The Maute group launched deadly attacks on Marawi on the Philippines’ southern island of Mindanao beginning on May 23, in an attempt to take over the city and make it an Islamist stronghold.
The violent incursion with fatal shootings and bombings caused tens of thousands of residents to join an exodus from the city.
The Philippine army has since claimed victory over the armed intruders although there have been reports that hundreds of the Islamist militiamen are still holed up in several buildings in the city.
The group had reportedly seen sizeable participation by individuals from Malaysia and Indonesia who joined them in taking arms to set up an Islamist regional base.
The Maute radical outfit, comprising former Moro Islamic Liberation Front guerrillas and foreign fighters, has pledged allegiance to the IS terror movement which has of late experienced significant losses in Syria and Iraq.

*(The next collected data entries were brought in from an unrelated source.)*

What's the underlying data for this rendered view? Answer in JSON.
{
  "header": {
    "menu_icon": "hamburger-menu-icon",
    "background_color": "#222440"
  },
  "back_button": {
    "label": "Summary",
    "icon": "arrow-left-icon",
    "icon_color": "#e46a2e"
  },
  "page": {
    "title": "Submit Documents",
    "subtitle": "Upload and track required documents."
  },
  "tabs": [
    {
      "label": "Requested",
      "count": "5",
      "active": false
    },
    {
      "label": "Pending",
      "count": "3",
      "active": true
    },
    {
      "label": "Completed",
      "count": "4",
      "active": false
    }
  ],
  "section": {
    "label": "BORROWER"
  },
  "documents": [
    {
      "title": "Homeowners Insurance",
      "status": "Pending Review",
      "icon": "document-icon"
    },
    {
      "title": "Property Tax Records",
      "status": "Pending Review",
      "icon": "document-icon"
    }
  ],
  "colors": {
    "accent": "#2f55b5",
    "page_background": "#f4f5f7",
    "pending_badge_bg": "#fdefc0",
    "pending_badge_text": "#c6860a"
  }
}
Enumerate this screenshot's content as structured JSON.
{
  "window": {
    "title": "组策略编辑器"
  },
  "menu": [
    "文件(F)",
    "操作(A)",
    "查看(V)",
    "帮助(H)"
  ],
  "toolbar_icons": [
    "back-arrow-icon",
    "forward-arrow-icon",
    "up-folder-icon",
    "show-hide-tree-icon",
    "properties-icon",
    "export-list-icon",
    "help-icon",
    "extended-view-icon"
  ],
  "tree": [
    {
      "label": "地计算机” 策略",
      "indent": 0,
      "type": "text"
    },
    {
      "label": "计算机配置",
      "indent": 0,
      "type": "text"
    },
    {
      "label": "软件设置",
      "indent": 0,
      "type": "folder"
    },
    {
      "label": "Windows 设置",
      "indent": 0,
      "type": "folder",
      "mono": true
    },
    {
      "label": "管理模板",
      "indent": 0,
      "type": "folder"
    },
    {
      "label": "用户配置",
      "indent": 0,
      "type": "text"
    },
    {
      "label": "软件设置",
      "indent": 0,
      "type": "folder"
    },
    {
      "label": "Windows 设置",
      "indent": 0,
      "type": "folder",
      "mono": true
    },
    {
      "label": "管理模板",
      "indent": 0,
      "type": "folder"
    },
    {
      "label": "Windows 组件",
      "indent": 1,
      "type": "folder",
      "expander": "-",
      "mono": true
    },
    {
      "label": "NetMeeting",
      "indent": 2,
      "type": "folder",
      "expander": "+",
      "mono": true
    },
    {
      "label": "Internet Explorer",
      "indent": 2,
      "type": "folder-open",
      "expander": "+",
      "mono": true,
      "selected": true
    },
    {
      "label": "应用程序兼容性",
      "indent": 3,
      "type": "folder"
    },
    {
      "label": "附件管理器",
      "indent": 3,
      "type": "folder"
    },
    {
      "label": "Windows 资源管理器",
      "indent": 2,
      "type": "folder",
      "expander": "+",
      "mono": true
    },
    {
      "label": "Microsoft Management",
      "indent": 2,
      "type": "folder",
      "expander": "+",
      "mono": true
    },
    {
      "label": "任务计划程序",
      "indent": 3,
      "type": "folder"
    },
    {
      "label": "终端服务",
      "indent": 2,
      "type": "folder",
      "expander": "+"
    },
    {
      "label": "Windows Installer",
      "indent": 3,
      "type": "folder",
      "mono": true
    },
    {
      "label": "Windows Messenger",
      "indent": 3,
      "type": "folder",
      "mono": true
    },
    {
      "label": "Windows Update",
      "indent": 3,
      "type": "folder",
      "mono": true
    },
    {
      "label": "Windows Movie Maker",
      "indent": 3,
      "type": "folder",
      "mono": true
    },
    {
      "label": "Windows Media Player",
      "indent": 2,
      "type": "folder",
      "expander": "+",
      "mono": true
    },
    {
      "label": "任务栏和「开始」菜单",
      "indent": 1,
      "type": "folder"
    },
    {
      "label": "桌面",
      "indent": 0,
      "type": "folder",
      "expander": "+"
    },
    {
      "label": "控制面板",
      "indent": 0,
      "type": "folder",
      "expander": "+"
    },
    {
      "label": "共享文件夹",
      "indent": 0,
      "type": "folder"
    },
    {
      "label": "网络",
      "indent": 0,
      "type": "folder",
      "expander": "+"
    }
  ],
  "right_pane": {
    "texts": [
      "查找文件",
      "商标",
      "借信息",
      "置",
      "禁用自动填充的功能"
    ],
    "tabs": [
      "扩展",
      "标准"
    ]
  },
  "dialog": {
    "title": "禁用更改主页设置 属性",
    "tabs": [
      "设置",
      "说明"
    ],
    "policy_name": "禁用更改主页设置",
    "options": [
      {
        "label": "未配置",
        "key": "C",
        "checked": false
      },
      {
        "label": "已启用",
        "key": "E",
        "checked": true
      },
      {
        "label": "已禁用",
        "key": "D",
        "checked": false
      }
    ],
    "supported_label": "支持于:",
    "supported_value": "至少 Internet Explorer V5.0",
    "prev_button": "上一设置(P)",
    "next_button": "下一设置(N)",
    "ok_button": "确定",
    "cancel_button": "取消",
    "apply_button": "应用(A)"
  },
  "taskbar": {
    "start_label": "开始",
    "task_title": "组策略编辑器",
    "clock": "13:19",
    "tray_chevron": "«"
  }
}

It was reported that Malaysia has been identified by IS supporters as part of its “East Asia Wilayah” or territory, along with Singapore, Indonesia, the Philippines, southern Thailand, Myanmar and Japan.
Malaysian police have arrested more than a hundred suspected IS militants and supporters over the past few years.
In January, Special Branch counter-terrorism division principal assistant director Ayob Khan Mydin Pitchay was quoted as saying that 122 suspects had been charged and that police had secured 62 convictions.
He also said 38 suspected militants or supporters had been detained under the Prevention of Crime Act and 18 under the Prevention of Terrorism Act. He said police were also aware of 60 Malaysians fighting in Syria for Islamic groups.
In February, police arrested six foreigners and one Malaysian suspected of involvement with Islamic terrorist groups.
A grenade attack on a food and beverage outlet in Puchong in June last year wounded eight people, with the IS claiming responsibility for it. It was the first IS attack on Malaysian soil.